NHS warns staff face sack or prison for inappropriately accessing patient data
Doctor on computer

The head of the NHS has warned that staff face the sack or prison if they access patient records without a legitimate reason.

The NHS has launched a new campaign to remind staff what constitutes unlawful access, the potential impacts on patients and what the consequences could be for their career.

The announcement follows several incidents of staff being dismissed from their posts after accessing the medical records of victims of high-profile crimes, including the Nottingham attacks.

NHS England has today published new guidance for all NHS organisations on preventing and monitoring unauthorised access, as well as their responsibilities in investigating and reporting it.

The guidance sets out the different types of unlawful access, and makes clear that where it occurs, employers may report it to the Information Commissioner’s Office (ICO) and police, which could lead to a criminal prosecution, or to professional regulators which could end a career.

Sir Jim Mackey, NHS Chief Executive, said: “Patients must be able to trust that their personal information is kept confidential by the NHS – any instance of staff looking at records without a valid reason is wholly unacceptable, a disgraceful breach of patients’ trust and against the law.

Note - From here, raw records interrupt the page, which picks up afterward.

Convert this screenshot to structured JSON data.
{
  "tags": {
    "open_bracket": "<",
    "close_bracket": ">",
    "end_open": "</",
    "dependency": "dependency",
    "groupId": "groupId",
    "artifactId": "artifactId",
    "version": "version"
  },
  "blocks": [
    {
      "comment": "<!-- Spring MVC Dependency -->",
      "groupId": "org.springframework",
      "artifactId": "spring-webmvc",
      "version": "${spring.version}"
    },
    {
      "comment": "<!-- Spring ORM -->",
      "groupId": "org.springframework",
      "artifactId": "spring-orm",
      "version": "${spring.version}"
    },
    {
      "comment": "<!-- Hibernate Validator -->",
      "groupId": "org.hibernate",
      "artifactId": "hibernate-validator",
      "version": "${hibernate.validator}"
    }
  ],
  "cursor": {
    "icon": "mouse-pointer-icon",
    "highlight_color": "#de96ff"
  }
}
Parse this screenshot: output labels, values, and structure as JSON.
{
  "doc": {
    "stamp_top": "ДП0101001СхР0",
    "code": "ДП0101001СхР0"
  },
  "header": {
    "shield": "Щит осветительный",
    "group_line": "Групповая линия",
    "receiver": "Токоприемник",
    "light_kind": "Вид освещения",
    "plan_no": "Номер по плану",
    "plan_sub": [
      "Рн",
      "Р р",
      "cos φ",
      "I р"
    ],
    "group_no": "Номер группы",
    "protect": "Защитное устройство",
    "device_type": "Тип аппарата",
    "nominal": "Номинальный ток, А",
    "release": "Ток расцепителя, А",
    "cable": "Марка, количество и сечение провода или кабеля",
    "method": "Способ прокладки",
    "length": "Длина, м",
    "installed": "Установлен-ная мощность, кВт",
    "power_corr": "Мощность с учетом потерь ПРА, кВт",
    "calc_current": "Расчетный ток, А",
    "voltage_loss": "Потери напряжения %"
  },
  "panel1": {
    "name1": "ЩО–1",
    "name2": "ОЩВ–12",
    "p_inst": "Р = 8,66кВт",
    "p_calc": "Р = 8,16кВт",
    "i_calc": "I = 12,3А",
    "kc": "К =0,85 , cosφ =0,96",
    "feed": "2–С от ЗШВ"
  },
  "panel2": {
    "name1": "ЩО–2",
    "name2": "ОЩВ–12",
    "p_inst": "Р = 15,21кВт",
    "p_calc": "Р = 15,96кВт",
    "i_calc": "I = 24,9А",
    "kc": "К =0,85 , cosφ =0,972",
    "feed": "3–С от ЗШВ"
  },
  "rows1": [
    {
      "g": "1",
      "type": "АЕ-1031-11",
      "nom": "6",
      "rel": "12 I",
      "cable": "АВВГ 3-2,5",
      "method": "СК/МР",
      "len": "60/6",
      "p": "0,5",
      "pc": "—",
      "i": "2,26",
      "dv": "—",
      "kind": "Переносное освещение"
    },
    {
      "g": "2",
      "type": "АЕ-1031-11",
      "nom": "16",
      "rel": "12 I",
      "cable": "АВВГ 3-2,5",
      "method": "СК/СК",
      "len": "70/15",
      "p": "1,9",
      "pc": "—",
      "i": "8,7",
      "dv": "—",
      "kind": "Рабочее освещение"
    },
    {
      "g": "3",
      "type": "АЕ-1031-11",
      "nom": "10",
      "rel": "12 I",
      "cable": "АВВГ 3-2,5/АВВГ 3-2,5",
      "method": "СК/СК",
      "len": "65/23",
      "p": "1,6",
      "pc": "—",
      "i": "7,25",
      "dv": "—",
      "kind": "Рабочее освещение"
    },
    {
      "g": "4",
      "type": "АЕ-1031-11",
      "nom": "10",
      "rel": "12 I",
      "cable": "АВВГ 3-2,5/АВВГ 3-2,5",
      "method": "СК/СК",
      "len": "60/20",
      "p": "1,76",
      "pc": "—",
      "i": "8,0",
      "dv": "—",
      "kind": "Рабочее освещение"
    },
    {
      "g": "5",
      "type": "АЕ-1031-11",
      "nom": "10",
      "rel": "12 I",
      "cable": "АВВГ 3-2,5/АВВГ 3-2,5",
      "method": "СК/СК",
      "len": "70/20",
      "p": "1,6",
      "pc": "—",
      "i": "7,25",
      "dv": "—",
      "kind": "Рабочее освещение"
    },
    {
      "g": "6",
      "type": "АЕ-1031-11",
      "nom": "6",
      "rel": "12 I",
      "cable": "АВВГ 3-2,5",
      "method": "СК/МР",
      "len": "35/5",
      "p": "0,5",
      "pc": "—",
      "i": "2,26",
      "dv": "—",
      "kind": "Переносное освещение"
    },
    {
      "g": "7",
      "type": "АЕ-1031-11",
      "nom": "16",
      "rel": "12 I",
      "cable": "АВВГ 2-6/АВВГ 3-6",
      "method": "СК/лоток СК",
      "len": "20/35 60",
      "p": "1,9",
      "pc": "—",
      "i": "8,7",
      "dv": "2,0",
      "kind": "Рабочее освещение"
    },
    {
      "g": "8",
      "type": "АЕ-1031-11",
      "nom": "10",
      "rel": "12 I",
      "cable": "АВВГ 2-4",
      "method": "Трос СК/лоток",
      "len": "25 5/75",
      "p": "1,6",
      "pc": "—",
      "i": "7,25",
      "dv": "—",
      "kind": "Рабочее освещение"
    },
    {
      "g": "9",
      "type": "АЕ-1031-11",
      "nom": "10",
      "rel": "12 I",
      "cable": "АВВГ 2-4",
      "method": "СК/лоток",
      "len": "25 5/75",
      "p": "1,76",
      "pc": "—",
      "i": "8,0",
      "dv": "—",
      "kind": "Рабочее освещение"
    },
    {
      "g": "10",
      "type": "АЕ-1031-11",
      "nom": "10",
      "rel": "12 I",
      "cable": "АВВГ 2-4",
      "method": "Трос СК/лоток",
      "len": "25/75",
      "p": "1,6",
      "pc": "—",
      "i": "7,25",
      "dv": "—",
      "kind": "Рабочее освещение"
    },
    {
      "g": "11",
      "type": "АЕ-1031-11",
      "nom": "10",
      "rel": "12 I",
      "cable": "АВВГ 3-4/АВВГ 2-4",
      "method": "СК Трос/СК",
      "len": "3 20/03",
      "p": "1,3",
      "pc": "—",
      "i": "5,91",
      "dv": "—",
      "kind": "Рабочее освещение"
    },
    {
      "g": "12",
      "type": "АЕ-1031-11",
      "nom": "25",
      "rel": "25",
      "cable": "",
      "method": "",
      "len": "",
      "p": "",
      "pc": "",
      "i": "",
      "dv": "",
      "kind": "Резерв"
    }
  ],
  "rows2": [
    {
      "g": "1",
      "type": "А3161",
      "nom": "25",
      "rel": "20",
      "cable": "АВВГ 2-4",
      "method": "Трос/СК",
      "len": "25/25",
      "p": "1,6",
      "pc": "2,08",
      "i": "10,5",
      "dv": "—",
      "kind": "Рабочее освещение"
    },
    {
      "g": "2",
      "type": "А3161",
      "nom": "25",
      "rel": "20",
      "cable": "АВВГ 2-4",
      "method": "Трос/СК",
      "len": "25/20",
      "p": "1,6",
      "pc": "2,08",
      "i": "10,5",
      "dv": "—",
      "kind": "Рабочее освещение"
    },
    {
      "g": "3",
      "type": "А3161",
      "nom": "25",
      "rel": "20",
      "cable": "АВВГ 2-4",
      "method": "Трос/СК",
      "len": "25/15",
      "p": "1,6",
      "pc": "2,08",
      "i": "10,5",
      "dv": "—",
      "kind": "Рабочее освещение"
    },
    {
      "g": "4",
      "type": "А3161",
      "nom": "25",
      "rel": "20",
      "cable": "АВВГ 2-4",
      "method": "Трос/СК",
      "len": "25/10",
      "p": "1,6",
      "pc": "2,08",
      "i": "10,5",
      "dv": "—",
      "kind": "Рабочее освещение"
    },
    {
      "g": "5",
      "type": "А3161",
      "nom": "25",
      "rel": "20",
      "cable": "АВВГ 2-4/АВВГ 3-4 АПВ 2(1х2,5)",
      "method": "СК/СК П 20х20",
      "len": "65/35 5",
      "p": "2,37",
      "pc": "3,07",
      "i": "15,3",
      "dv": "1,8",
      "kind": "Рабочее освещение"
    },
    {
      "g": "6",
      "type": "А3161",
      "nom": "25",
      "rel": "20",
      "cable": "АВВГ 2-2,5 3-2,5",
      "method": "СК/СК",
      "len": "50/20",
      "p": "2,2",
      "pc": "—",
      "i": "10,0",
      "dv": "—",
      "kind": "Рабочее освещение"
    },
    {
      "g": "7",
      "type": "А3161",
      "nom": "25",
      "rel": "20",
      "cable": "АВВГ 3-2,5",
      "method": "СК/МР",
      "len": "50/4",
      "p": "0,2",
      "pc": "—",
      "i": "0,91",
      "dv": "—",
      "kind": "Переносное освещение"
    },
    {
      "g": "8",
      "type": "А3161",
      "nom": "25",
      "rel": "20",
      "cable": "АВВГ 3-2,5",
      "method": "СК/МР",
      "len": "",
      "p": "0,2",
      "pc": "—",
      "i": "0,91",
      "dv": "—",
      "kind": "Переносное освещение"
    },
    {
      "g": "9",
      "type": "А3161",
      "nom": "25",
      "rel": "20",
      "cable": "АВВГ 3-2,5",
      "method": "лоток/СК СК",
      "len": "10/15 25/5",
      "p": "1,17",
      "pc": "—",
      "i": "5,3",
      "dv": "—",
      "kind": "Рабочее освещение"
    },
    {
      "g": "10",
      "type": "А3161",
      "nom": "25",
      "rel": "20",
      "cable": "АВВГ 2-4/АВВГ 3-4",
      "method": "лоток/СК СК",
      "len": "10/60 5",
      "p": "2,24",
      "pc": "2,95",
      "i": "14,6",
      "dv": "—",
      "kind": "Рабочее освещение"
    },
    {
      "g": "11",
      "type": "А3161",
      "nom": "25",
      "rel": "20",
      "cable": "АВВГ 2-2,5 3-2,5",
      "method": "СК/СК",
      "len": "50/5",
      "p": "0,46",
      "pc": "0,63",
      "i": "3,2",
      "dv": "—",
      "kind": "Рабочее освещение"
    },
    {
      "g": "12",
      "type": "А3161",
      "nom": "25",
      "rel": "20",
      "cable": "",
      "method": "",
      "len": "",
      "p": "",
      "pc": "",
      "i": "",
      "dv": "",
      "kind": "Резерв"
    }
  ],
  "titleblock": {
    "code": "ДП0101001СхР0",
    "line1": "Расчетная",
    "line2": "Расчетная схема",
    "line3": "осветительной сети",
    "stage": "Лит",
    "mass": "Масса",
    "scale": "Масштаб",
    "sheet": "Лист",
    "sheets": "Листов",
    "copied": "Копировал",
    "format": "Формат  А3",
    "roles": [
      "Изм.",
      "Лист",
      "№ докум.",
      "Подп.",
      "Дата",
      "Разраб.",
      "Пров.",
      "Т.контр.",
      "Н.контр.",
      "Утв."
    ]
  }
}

“While the majority of NHS staff handle patient information responsibly and professionally every day, it’s been incredibly worrying that a small number have chosen to undermine the trust that patients place in them and caused such additional distress for families who deserved so much better from us.

“Anyone considering accessing records for personal reasons or out of curiosity should be in no doubt they could be putting their career at risk, and may face disciplinary action, dismissal, referral to the regulator or even time in prison.

“We will not tolerate a culture of curiosity when it comes to patient confidentiality – there is no place in the NHS for those who misuse patient information and together we will take firm action to prevent and monitor unlawful access, and to act decisively when that occurs.”

Paul Arnold, ICO Chief Executive Officer, said: “When people seek medical care, they share some of their most sensitive personal information in the trust that it will be kept safe. Unauthorised access to those records is not just a breach of data protection law — it is a betrayal of that trust, with real and lasting consequences for patients and their families.

“Having the ability to view a record is not the same as having a legitimate need to do so. Every member of staff has a personal responsibility to respect that boundary, and every patient has a right to expect that they will. Staff who breach that trust face serious consequences: loss of employment, removal of professional accreditation and criminal prosecution.”